🤖 AI Summary
This work addresses the challenges of partial observability, speckle noise, and probe-motion dependency in intraoperative 2D ultrasound to preoperative 3D volume registration by proposing a belief-based world model framework. The approach formulates registration as a sequential belief-updating process over rigid transformations, leveraging an implicit belief state that fuses historical observations and pose information. Coupled with a learned dynamics model, it employs an internal imagination mechanism during inference to iteratively predict probe motion and corresponding observations, yielding adaptive and temporally consistent alignment.
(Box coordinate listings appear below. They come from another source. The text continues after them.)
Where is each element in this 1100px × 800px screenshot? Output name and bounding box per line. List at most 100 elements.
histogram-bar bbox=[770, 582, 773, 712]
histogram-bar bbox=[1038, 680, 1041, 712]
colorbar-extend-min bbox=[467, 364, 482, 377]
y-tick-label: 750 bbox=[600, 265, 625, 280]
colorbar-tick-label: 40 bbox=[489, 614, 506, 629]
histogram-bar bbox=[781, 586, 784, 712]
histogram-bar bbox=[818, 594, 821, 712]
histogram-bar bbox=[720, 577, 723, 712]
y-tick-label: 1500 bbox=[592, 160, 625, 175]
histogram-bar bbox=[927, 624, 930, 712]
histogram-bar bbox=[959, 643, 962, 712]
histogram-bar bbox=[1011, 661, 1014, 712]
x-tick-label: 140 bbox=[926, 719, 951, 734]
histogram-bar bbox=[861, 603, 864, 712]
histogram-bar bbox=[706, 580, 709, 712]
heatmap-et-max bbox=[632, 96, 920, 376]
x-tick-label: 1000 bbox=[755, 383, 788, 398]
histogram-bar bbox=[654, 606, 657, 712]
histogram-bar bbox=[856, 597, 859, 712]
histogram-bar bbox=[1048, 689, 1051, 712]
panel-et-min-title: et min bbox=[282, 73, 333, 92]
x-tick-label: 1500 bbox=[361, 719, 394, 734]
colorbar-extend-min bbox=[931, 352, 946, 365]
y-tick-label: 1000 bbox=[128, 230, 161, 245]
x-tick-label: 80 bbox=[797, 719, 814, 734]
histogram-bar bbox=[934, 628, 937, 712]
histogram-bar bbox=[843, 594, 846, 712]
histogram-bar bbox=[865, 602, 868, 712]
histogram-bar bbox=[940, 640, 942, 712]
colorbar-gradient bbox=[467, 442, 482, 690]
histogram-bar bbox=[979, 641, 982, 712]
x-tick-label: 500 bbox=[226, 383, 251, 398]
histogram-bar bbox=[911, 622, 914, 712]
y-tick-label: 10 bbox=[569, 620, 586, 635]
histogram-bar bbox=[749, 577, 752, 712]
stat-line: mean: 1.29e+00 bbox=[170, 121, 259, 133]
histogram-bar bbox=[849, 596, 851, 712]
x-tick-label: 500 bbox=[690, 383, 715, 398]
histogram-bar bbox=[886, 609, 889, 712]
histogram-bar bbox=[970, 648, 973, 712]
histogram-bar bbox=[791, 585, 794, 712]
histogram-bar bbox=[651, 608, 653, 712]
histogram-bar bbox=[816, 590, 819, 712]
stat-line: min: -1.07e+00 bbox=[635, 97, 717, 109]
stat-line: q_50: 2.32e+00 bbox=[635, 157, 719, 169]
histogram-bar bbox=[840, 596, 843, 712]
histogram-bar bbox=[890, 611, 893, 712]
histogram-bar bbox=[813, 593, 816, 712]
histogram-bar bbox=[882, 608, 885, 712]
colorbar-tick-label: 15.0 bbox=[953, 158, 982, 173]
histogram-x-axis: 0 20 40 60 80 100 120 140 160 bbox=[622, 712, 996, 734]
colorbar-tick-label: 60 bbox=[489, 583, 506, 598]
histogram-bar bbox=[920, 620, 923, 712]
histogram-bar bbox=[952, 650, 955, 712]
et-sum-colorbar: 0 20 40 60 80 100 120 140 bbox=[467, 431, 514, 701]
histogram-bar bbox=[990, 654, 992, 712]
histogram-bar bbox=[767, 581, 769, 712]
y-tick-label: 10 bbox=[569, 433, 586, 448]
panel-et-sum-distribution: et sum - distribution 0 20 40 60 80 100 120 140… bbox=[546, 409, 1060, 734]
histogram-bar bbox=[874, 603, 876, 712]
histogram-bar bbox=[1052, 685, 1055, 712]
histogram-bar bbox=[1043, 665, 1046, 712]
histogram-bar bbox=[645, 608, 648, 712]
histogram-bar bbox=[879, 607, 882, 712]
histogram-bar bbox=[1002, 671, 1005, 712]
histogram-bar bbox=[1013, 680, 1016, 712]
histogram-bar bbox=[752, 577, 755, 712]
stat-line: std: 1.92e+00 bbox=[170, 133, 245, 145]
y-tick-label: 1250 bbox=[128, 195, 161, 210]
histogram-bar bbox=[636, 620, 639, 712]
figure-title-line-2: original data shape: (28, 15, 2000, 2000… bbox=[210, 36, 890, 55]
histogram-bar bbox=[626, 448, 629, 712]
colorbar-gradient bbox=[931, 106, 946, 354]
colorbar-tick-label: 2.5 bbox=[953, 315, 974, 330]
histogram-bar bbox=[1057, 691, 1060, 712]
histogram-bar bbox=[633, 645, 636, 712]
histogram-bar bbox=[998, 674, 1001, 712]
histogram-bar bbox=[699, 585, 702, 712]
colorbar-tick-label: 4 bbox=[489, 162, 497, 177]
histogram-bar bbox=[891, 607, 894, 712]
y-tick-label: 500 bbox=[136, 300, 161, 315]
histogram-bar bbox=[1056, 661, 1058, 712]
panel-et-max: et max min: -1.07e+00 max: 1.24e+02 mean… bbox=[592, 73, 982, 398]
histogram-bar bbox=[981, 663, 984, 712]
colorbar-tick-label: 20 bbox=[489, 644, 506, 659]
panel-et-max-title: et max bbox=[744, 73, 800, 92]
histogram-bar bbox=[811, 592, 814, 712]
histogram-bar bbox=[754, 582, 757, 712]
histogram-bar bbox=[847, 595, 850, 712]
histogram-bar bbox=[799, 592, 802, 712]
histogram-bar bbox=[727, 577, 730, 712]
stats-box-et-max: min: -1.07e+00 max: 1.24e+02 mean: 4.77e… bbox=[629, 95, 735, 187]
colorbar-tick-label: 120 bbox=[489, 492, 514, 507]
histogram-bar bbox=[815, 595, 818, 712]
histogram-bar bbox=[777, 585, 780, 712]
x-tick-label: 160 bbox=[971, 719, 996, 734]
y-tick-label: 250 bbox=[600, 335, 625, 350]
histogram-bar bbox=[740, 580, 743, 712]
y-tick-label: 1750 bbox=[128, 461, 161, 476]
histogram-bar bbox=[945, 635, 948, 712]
Innovatively incorporating clinical scanning behavior simulation during training and an observation-conditioned pose refinement strategy, the method achieves state-of-the-art performance on the CAMUS and u-RegPro datasets, demonstrating both real-time capability and robustness suitable for surgical navigation.
📝 Abstract
Ultrasound (US) is widely used for surgical navigation, yet real-time registration between intraoperative 2D slices and preoperative 3D volumes remains challenging due to partial observability, speckle noise, and the action-dependent US acquisition. Existing methods are one-shot or short-horizon, making it hard for them to gather evidence over time or capture how surgeons adjust probe motion based on on-screen feedback. We propose DreamReg, a belief-driven world-model framework that formulates 2D-3D registration as belief updating over rigid transformations. DreamReg maintains a latent belief state that summarizes past observations and poses information, and continuously refines the transformation through learned dynamics as new slices arrive. During training, DreamReg is exposed to probe-motion trajectories that mimic clinical scanning behavior and learns to update its belief by conditioning pose refinement on the current US observation. During inference, DreamReg refines registration via internal imagination: it rolls out the learned world model to simulate candidate probe motions and their predicted observations, and integrates these imagined outcomes to converge to an accurate rigid transformation. Experiments on CAMUS and u-RegPro datasets demonstrate improved robustness and competitive registration accuracy for real-time guidance compared with state-of-the-art methods.